My Honda Fit needed some repairs (valve adjustment, transmission fluid and oil change, tire rotation, driver side mirror wiring harness, and visor clip) so I had to figure out how to get to and from the dealership twice this past week.
I decided the most efficient solution was to drive to the Honda shop after work and bring my bicycle along. Then I could drop off my car and use the bike as transportation to get back home. When my car was ready for pick-up later in the week, I would repeat this in reverse, i.e., ride my bike back to the dealership, then drive the car and bicycle back home together.
Since I would be making essentially the same trip by both car and bike several times I jotted down some numbers:
- by car it was a 9.1 mile one-way trip (mostly on highway 101) and took me all of 13 minutes.
- by bicycle it was a 10.6 mile one-way trip (mostly on bike paths and back roads) and took me 46 minutes.
Adjusting for the mileage difference, the bike ride was almost exactly three times less efficient in getting me from point A to point B. But it’s probably more accurate to just say the bicycle was three times more time consuming.
Examining the bike’s efficiency (in isolation) is problematic.

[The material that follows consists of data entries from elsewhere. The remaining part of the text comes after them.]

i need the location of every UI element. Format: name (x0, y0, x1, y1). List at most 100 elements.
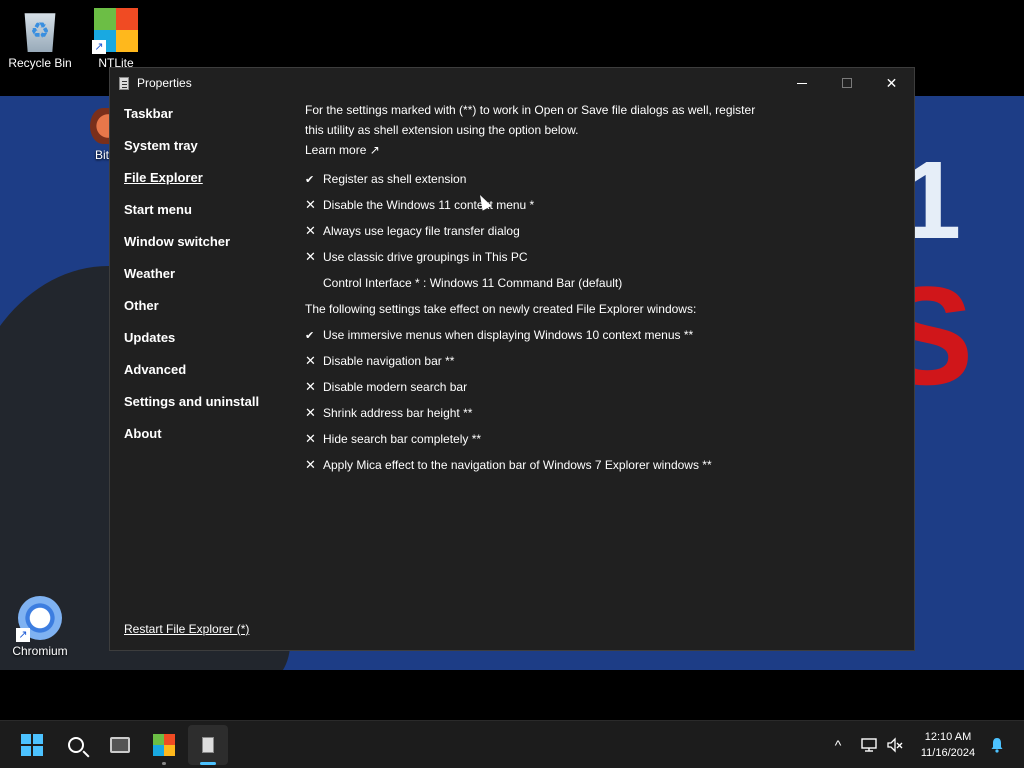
properties-taskbar-icon (202, 737, 214, 753)
sidebar-item-window-switcher[interactable]: Window switcher (124, 230, 294, 262)
file-explorer-settings: For the settings marked with (**) to wor… (305, 100, 905, 478)
learn-more-link[interactable]: Learn more ↗ (305, 140, 905, 160)
maximize-icon (841, 78, 852, 88)
cross-icon: ✕ (305, 457, 316, 472)
minimize-icon (796, 82, 807, 84)
sidebar-item-taskbar[interactable]: Taskbar (124, 102, 294, 134)
option-classic-drive-groupings[interactable]: ✕ Use classic drive groupings in This PC (305, 244, 905, 270)
volume-muted-icon (887, 737, 903, 753)
desktop-icon-ntlite[interactable]: ↗ NTLite (76, 8, 156, 70)
option-label: Use classic drive groupings in This PC (323, 250, 528, 264)
cross-icon: ✕ (305, 379, 316, 394)
taskbar-ntlite[interactable] (144, 725, 184, 765)
sidebar-item-advanced[interactable]: Advanced (124, 358, 294, 390)
sidebar-item-label: Window switcher (124, 234, 231, 249)
taskbar: ^ 12:10 AM 11/16/2024 (0, 720, 1024, 768)
desktop-icon-label: Recycle Bin (8, 56, 72, 70)
option-mica-effect[interactable]: ✕ Apply Mica effect to the navigation ba… (305, 452, 905, 478)
properties-window: Properties ✕ Taskbar System tray File Ex… (109, 67, 915, 651)
restart-file-explorer-link[interactable]: Restart File Explorer (*) (124, 622, 249, 636)
cross-icon: ✕ (305, 197, 316, 212)
option-register-shell-extension[interactable]: ✔ Register as shell extension (305, 166, 905, 192)
active-indicator (200, 762, 216, 765)
window-title: Properties (137, 76, 192, 90)
cross-icon: ✕ (305, 431, 316, 446)
sidebar-item-label: System tray (124, 138, 198, 153)
control-interface-setting[interactable]: Control Interface * : Windows 11 Command… (305, 270, 905, 296)
recycle-bin-icon (24, 13, 56, 52)
cross-icon: ✕ (305, 249, 316, 264)
sidebar-item-weather[interactable]: Weather (124, 262, 294, 294)
option-label: Disable navigation bar ** (323, 354, 455, 368)
start-button[interactable] (12, 725, 52, 765)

One can argue that all the time and energy spent riding the bike should count against the car. If one expands the boundary conditions of this hypothetical efficiency equation, you realize my bicycle riding was only necessary because of the needed automotive repairs!
However, in the process of bicycling this route twice in one week, I enjoyed myself quite a bit, got some needed post-work exercise, and became more acquainted with Marin bike paths and the new bicycle and pedestrian tunnel that opened last year, connecting Larkspur and San Rafael.
So what now? Do I register this joy and satisfaction on the bike’s or the automobile’s side of the ledger?
Now I’m really confused.
Anyhow, the picture above is in Mill Valley. Gotta love the classic VW bus.